Canadian Headlines and Economic data
- Canada adds 35,400 jobs in January, led by trade: ADP
- Statistics Canada reports wholesale sales up 0.3 per cent in December
- Poloz Says Bank of Canada Rate Hike Path ‘Highly Uncertain’
- Canadian Retail Sales Fall for Second Month on Gasoline Prices
Major Market Drivers for the Canadian Dollar
Global risk sentiment and counter currency movements were likely the main contributing factors to the Loonie’s relative performance this week as the economic calendar and headlines from Canada were bare through the Thursday session.
For a broad rundown of what drove global risk sentiment, check out my review of this week’s risk sentiment drivers and broad market behavior in my Japanese yen weekly review here. But in short, after a mixed start to the week, broad risk-on sentiment picked up as U.S.-China trade negotiations resumed in the U.S. on Tuesday, and headlines related to the situation through out the week seemed to support the idea that progress towards a deal is happening rather than breaking down to an all out trade war. This included the possibility of a deadline extension for a deal, an outline of a deal is starting to be put together, and China committing to buying $1.2 trillion of U.S. goods.
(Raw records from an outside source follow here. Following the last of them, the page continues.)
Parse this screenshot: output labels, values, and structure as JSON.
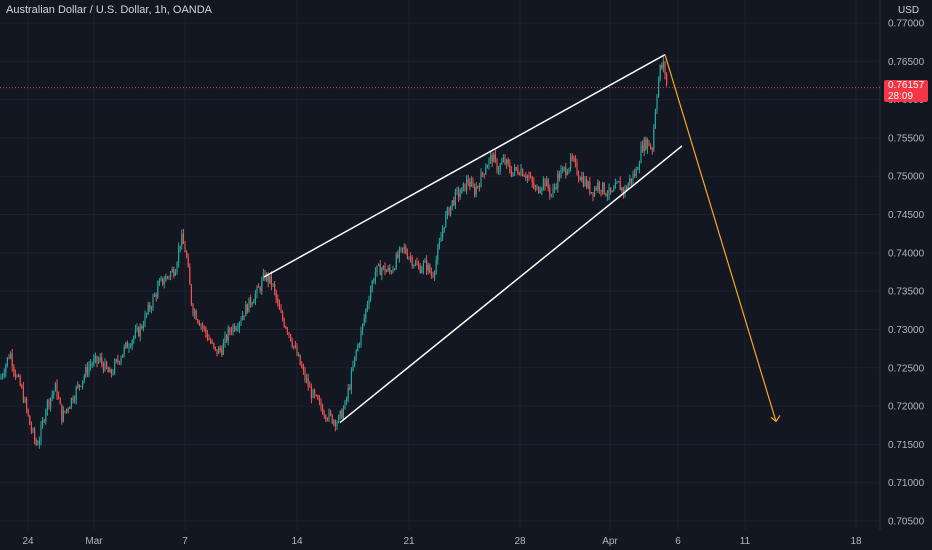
{
  "header": {
    "title": "Australian Dollar / U.S. Dollar, 1h, OANDA"
  },
  "axis": {
    "currency": "USD"
  },
  "price_tag": {
    "price": "0.76157",
    "countdown": "28:09"
  },
  "colors": {
    "background": "#131722",
    "up": "#26a69a",
    "down": "#ef5350",
    "trend": "#ffffff",
    "projection": "#f5a623",
    "axis_text": "#b2b5be"
  },
  "chart_data": {
    "type": "candlestick",
    "title": "Australian Dollar / U.S. Dollar, 1h, OANDA",
    "ylabel": "USD",
    "ylim": [
      0.705,
      0.77
    ],
    "y_ticks": [
      "0.77000",
      "0.76500",
      "0.76000",
      "0.75500",
      "0.75000",
      "0.74500",
      "0.74000",
      "0.73500",
      "0.73000",
      "0.72500",
      "0.72000",
      "0.71500",
      "0.71000",
      "0.70500"
    ],
    "x_ticks": [
      "24",
      "Mar",
      "7",
      "14",
      "21",
      "28",
      "Apr",
      "6",
      "11",
      "18"
    ],
    "last_price": 0.76157,
    "price_path": [
      [
        0,
        0.7235
      ],
      [
        10,
        0.727
      ],
      [
        16,
        0.724
      ],
      [
        22,
        0.722
      ],
      [
        30,
        0.7175
      ],
      [
        36,
        0.715
      ],
      [
        40,
        0.716
      ],
      [
        46,
        0.72
      ],
      [
        56,
        0.7225
      ],
      [
        62,
        0.7185
      ],
      [
        70,
        0.7205
      ],
      [
        80,
        0.723
      ],
      [
        90,
        0.7255
      ],
      [
        100,
        0.726
      ],
      [
        110,
        0.724
      ],
      [
        120,
        0.7265
      ],
      [
        130,
        0.7285
      ],
      [
        140,
        0.73
      ],
      [
        150,
        0.733
      ],
      [
        160,
        0.736
      ],
      [
        168,
        0.737
      ],
      [
        175,
        0.738
      ],
      [
        181,
        0.742
      ],
      [
        186,
        0.74
      ],
      [
        192,
        0.733
      ],
      [
        200,
        0.731
      ],
      [
        208,
        0.729
      ],
      [
        215,
        0.727
      ],
      [
        222,
        0.7275
      ],
      [
        230,
        0.73
      ],
      [
        238,
        0.731
      ],
      [
        245,
        0.7325
      ],
      [
        252,
        0.734
      ],
      [
        258,
        0.735
      ],
      [
        265,
        0.737
      ],
      [
        272,
        0.736
      ],
      [
        280,
        0.732
      ],
      [
        288,
        0.73
      ],
      [
        296,
        0.727
      ],
      [
        304,
        0.724
      ],
      [
        312,
        0.7215
      ],
      [
        320,
        0.72
      ],
      [
        330,
        0.7185
      ],
      [
        338,
        0.718
      ],
      [
        345,
        0.72
      ],
      [
        350,
        0.723
      ],
      [
        356,
        0.727
      ],
      [
        362,
        0.73
      ],
      [
        368,
        0.734
      ],
      [
        375,
        0.7375
      ],
      [
        382,
        0.738
      ],
      [
        390,
        0.7375
      ],
      [
        398,
        0.7395
      ],
      [
        404,
        0.7405
      ],
      [
        410,
        0.7395
      ],
      [
        418,
        0.738
      ],
      [
        426,
        0.7385
      ],
      [
        432,
        0.737
      ],
      [
        438,
        0.74
      ],
      [
        444,
        0.744
      ],
      [
        450,
        0.746
      ],
      [
        456,
        0.7475
      ],
      [
        462,
        0.748
      ],
      [
        468,
        0.7495
      ],
      [
        474,
        0.748
      ],
      [
        480,
        0.7495
      ],
      [
        486,
        0.7515
      ],
      [
        492,
        0.7525
      ],
      [
        498,
        0.751
      ],
      [
        504,
        0.752
      ],
      [
        512,
        0.7505
      ],
      [
        520,
        0.751
      ],
      [
        528,
        0.75
      ],
      [
        536,
        0.748
      ],
      [
        544,
        0.7495
      ],
      [
        552,
        0.7475
      ],
      [
        558,
        0.75
      ],
      [
        566,
        0.751
      ],
      [
        572,
        0.752
      ],
      [
        578,
        0.7505
      ],
      [
        586,
        0.749
      ],
      [
        592,
        0.748
      ],
      [
        598,
        0.749
      ],
      [
        606,
        0.748
      ],
      [
        612,
        0.7475
      ],
      [
        618,
        0.749
      ],
      [
        624,
        0.748
      ],
      [
        630,
        0.7495
      ],
      [
        636,
        0.7505
      ],
      [
        642,
        0.754
      ],
      [
        648,
        0.7545
      ],
      [
        652,
        0.7535
      ],
      [
        656,
        0.76
      ],
      [
        660,
        0.764
      ],
      [
        664,
        0.7645
      ],
      [
        667,
        0.7616
      ]
    ],
    "lines": {
      "upper": [
        [
          264,
          0.73685
        ],
        [
          665,
          0.76587
        ]
      ],
      "lower": [
        [
          340,
          0.71785
        ],
        [
          682,
          0.75395
        ]
      ],
      "projection": [
        [
          665,
          0.76587
        ],
        [
          776,
          0.718
        ]
      ]
    }
  }
}
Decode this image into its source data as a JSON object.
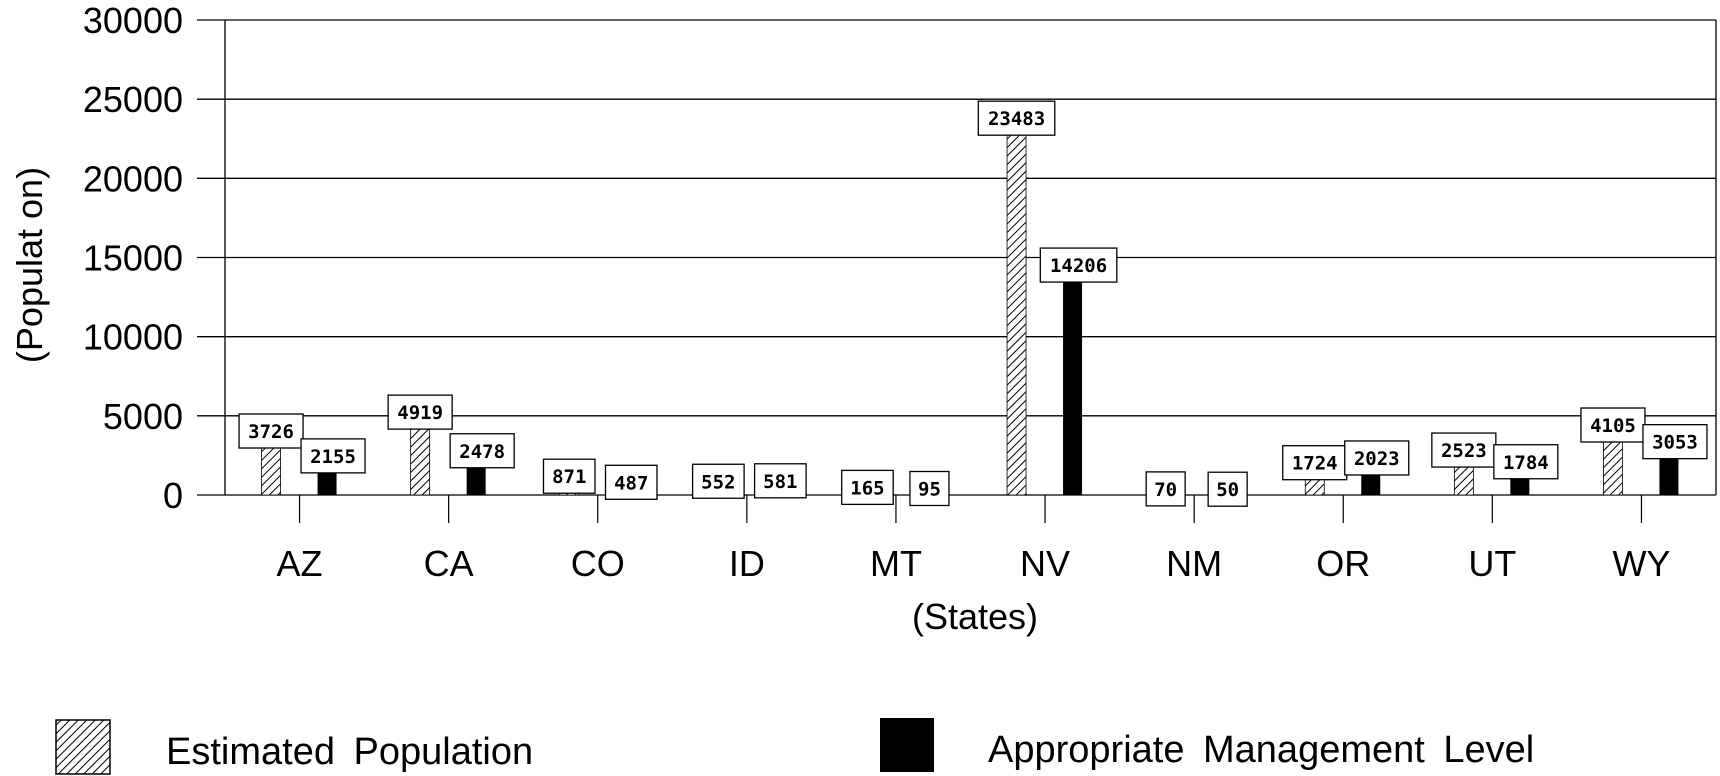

The Loonie began to go into bull mode in the Tuesday afternoon U.S. session after U.S.-China trade updates began hitting the wires, spending Wednesday and much of Thursday in the green against most majors. Oil (Canada’s main export) also took off higher during this time, which likely supported the Loonie as well:
The Thursday trading session was when we got our first Canadian data and headlines of the week (improved ADP non-farm employment change and positive wholesale sales data), but they didn’t seem to be the main drivers of the Loonie as CAD pairs fell during the U.S. trading session. It was more likely the weak U.S. economic data released that morning returned trader’s focus to the weak global economic data that’s been released in the past few months, sending traders back into risk-off mode, which is not usually that great for the Loonie or oil as can be observed in the one hour overlay chart above of CAD pairs and WTI crude.
It should also be noted too that Bank of Canada Governor Poloz spoke on monetary policy at the Chamber of Commerce of Metropolitan Montreal mid-U.S. session on Thursday, signaling that the BOC was in no rush to hike, which possibly contributed to the bearish moves in Loonie pairs on the day.
Unfortunately for Loonie bears hoping for some downside momentum after Thursday’s price action, risk-on sentiment came back charging to lift risk assets on Friday, again off of U.S.-China trade deal updates, and is likely the reason why most CAD pairs ignored the mixed but mostly net weak Canadian retail sales data during the morning U.S. trading session. CAD pairs traded mixed during the release with the Loonie moving mostly higher after the event to end the week solidly beating most of the major currencies.